Я ответил по-французски, потом перечислил органы по-латыни.
— А теперь? — продолжал офицер, приставляя дуло револьвера к животу. Потом к виску.
Я отвечал спокойно. «Черной дыры» не было. Мама с интересом следила за моими ответами.
Офицер махнул рукой. Меня увели.
Не знаю, поймут меня те, кто не проходил через подобные испытания, или нет, но когда я выходил из бункера, я был счастлив. Как это ни странно — счастлив. Отчаяние вдруг сменила радость — казнь отложена — и гордость — экзамен выдержан. И не только по анатомии.
Во мне на миг проснулся студент из Латинского квартала. Иронический, веселый, уверенный в своей счастливой звезде. Смерть? А ну ее к лешему! «Ну как, выкусила, старая?» — подумал я, сдержав улыбку.
В «бекляйдунг»[27], куда меня повели, было темно, и я наткнулся на гору лохмотьев. Привыкнув к темноте, я увидел старые шкафы, разбитое зеркало и две женские фигуры в полосатых робах. Я вежливо поклонился:
— Bonjour, mesdemoiselles.
— Одеть его, — рявкнул толстый эсэсовец за моей спиной и вышел.

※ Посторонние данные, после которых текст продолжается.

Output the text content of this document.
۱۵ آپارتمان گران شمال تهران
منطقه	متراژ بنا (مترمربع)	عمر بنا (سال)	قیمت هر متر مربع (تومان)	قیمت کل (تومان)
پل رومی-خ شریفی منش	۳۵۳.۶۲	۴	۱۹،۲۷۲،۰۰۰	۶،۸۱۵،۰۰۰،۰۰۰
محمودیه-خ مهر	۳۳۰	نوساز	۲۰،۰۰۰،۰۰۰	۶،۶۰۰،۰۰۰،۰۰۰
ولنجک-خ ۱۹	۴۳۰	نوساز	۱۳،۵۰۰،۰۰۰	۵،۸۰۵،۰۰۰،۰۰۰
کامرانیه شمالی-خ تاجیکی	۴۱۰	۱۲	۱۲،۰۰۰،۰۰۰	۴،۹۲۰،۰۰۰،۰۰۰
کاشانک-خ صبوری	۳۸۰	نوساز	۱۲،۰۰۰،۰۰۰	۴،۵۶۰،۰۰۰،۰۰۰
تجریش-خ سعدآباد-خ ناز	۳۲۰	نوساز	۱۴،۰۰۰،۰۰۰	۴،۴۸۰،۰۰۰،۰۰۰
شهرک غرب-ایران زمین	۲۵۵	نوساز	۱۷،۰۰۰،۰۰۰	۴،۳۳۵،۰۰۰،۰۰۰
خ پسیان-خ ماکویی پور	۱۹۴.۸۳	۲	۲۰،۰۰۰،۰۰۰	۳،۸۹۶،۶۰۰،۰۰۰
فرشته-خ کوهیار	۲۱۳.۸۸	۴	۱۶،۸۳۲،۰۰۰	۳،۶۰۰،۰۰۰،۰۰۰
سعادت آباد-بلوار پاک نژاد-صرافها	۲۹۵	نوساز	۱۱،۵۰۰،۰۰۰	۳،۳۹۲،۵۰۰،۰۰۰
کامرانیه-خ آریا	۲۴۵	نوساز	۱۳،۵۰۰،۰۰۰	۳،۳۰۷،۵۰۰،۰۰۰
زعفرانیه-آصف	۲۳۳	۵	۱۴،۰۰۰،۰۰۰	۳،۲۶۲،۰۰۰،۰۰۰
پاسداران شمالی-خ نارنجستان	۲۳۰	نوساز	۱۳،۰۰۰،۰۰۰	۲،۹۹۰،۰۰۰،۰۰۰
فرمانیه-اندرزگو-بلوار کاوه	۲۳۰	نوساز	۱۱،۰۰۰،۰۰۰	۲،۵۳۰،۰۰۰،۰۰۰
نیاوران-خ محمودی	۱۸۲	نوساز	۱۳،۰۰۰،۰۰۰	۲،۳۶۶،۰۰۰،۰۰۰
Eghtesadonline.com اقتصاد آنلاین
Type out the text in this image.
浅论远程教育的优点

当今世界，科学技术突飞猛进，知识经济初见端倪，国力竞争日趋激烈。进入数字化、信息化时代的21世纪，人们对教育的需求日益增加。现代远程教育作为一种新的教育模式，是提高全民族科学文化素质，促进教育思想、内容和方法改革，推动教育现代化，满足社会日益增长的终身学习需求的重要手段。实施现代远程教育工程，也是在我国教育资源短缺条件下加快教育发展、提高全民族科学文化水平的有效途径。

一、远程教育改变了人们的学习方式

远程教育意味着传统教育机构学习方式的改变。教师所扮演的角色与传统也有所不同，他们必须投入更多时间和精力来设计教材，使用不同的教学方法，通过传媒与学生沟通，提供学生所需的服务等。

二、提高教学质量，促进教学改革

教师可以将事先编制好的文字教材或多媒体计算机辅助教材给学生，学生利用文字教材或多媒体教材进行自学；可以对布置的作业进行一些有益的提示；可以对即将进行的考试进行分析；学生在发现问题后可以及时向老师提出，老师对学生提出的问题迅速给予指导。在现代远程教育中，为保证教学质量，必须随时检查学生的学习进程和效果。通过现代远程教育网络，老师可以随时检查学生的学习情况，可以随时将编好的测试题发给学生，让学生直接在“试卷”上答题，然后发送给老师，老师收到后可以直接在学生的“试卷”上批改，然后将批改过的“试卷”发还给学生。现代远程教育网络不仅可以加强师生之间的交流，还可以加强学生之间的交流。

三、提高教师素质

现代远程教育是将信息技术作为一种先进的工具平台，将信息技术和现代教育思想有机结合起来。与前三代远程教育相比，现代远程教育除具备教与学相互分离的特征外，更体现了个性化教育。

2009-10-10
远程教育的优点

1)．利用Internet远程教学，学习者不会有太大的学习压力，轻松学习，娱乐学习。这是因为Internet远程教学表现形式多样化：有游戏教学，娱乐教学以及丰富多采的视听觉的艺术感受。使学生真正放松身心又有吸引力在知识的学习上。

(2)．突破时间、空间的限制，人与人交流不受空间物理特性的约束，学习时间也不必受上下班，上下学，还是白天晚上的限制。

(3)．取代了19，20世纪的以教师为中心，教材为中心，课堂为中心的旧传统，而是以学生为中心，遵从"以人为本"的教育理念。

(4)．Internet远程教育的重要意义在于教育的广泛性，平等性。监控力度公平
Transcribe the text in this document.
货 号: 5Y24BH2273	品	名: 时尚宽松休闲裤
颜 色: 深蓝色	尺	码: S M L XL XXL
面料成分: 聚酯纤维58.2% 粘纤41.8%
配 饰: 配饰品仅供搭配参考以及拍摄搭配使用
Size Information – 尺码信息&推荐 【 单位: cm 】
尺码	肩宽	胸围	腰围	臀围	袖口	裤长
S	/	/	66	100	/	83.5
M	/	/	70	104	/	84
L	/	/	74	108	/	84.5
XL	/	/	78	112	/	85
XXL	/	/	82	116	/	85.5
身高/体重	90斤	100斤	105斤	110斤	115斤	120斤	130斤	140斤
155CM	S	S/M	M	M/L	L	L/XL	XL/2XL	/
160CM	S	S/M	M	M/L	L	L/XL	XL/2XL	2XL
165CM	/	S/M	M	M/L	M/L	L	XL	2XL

— Мой рост 172, — сказал я. И добавил: — Люблю, чтобы куртка была свободной и с открытым воротником.
Женщины уставились на меня. Одна из них понимала по-французски. Она вышла и — о чудо! — принесла новенький, выглаженный полосатый арестантский костюм. И даже сменила куртку на более свободную.
Потом к костюму пришили мишени. Одну мишень сзади, на спине, две — на штанах, на бедрах, одну — спереди слева, на месте сердца. Я посмотрел в зеркало, попросил пришить мишень чуть выше, как носят ордена. Женщины с удивлением смотрели на меня.
Наконец пришили винкель[28] — красный, «шпиц до гуры», что значит «политический, неисправимый», и рядом с винкелем номер 23191.
В завершение меня постригли под машинку и пробрили посередине черепа полоску — «лойзенштрассе» — «дорожку для вшей».
— Merci, mesdemoiselles, — поблагодарил я, улыбнувшись.
— Raus! Вон! — заорал эсэсовец, появившийся в дверях.
Меня отвели в самый конец лагеря, в ревир, и заперли в небольшой комнате. Посередине комнаты стоял стол, по стенам — двухъярусные койки, чистые, с одеялами, каких мы не знали в Гаммерштейне. Под потолком было небольшое окошко с занавеской, заделанное решеткой. Еще не понимая, что это означает, я сел на одну из коек и просидел в одиночестве весь день.
Под вечер пришли польские врачи-арестанты. Как я потом узнал, офицеры бывшей польской армии. Они молча стали разглядывать меня. На красном винкеле у меня была буква R, что означает «русский».